Die dritte Strategie konzentriert sich auf die Optimierung der Produktion von Windkraft- und Photovoltaik-Infrastrukturen, einschließlich Photovoltaik auf Dächern und Freiflächen. Sie bietet den Forschern zufolge den Vorteil, dass sich die Anlagen auf die produktivsten Standorte konzentrieren und Investitionen in Biomasse- und Abfallbehandlungsanlagen vermieden würden. Um 35 Terawattstunden im Jahr zu erreichen, erfordert diese Option einen Mix aus 30 Terawattstunden Photovoltaik und fünf Terawattstunden Windenergie. „Hier würde sich der größte Teil der photovoltaischen Solarenergie auf Alpengemeinden konzentrieren, insbesondere in Graubünden und im Wallis“, erklärt Michael Lehning, Ko-Koordinator von Sweet Edge und Professor an der EPFL. „Diese Option würde den Winterimport am effizientesten begrenzen.“

Zehntausende neue Arbeitsplätze

Der Investitionsbedarf bis 2035 liegt bei bis zu 2,1 Milliarden Schweizer Franken (2,25 Milliarden Euro) pro Jahr. Die dritte Strategie wäre mit umgerechnet 1,5 Milliarden Euro pro Jahr die günstigste, da sie den Bau der wenigsten Anlagen erfordert. Die erste Strategie wäre beim 35-Terawattstunden-Ziel die teuerste (umgerechnet 1,82 Milliarden Euro), bei den weniger ehrgeizigen Zielen (17 und 25 Terawattstunden Jahr) aber die zweitgünstigste. Da die Photovoltaik bei allen Strategien als Energiequelle vorherrscht, würde sie mindestens 80 Prozent der Kosten absorbieren.

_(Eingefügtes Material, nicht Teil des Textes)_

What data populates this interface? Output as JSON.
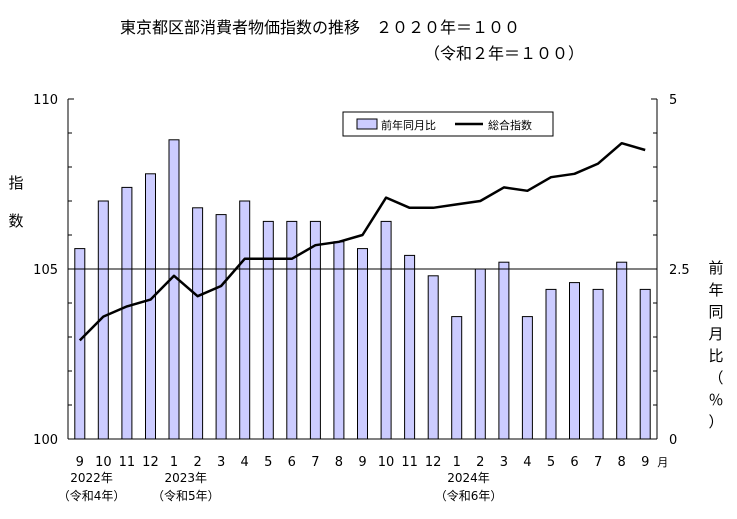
{
  "chart_data": {
    "type": "bar+line",
    "title_line1": "東京都区部消費者物価指数の推移　２０２０年＝１００",
    "title_line2": "（令和２年＝１００）",
    "y_left_label": [
      "指",
      "数"
    ],
    "y_right_label": [
      "前",
      "年",
      "同",
      "月",
      "比",
      "（",
      "％",
      "）"
    ],
    "y_left_range": [
      100,
      110
    ],
    "y_left_ticks": [
      "100",
      "105",
      "110"
    ],
    "y_right_range": [
      0,
      5
    ],
    "y_right_ticks": [
      "0",
      "2.5",
      "5"
    ],
    "categories": [
      "9",
      "10",
      "11",
      "12",
      "1",
      "2",
      "3",
      "4",
      "5",
      "6",
      "7",
      "8",
      "9",
      "10",
      "11",
      "12",
      "1",
      "2",
      "3",
      "4",
      "5",
      "6",
      "7",
      "8",
      "9"
    ],
    "month_unit": "月",
    "year_labels": [
      {
        "after_index": 0,
        "year": "2022年",
        "era": "（令和4年）"
      },
      {
        "after_index": 4,
        "year": "2023年",
        "era": "（令和5年）"
      },
      {
        "after_index": 16,
        "year": "2024年",
        "era": "（令和6年）"
      }
    ],
    "series": [
      {
        "name": "前年同月比",
        "type": "bar",
        "axis": "right",
        "color": "#ccccff",
        "values": [
          2.8,
          3.5,
          3.7,
          3.9,
          4.4,
          3.4,
          3.3,
          3.5,
          3.2,
          3.2,
          3.2,
          2.9,
          2.8,
          3.2,
          2.7,
          2.4,
          1.8,
          2.5,
          2.6,
          1.8,
          2.2,
          2.3,
          2.2,
          2.6,
          2.2
        ]
      },
      {
        "name": "総合指数",
        "type": "line",
        "axis": "left",
        "color": "#000000",
        "values": [
          102.9,
          103.6,
          103.9,
          104.1,
          104.8,
          104.2,
          104.5,
          105.3,
          105.3,
          105.3,
          105.7,
          105.8,
          106.0,
          107.1,
          106.8,
          106.8,
          106.9,
          107.0,
          107.4,
          107.3,
          107.7,
          107.8,
          108.1,
          108.7,
          108.5
        ]
      }
    ],
    "reference_line_left": 105,
    "grid": false,
    "legend": "top-right"
  }
}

Je nach Strategie und Ziel könnte der Aufbau der benötigten Erzeugungskapazitäten bis 2035 jährlich zwischen 18.000 und 57.000 Personen in Vollzeit beschäftigen. Dabei könnten 33 Prozent der Arbeitsplätze auf die Herstellung, 62 Prozent auf Bau und Installation, vier Prozent auf Betrieb und Wartung und ein Prozent auf die Erneuerung der Anlagen entfallen. Die Photovoltaik mit Batterien würde die meisten Arbeitsplätze schaffen; beim 35-Terawattstunden-Ziel wären es 50.000 Vollzeit-Stellen.

Freiflächen-Photovoltaik und Windenergie bleiben umstritten

Neben den drei Strategien und ihrer technisch-ökonomischen Bewertung dokumentiert der Bericht anhand von Umfragedaten, dass die Sorgen um Energiesicherheit und -versorgung, die seit dem russischen Angriff auf die Ukraine schwerer wiegen, mit einem starken Wunsch nach Energieunabhängigkeit und heimischer Produktion erneuerbarer Energie einhergehen.

Dennoch, so Isabelle Stadelmann-Steffen von der Universität Bern, „bleiben Windenergie und Freiflächen-Photovoltaik – ähnlich wie die Kernenergie – ein umstrittenes Thema in der Bevölkerung“. Die Professorin für Vergleichende Politik verantwortet eine große Bevölkerungsumfrage, die an der Universität Bern konzipiert und durchgeführt wurde und die Basis für die Akzeptanzanalysen bildet.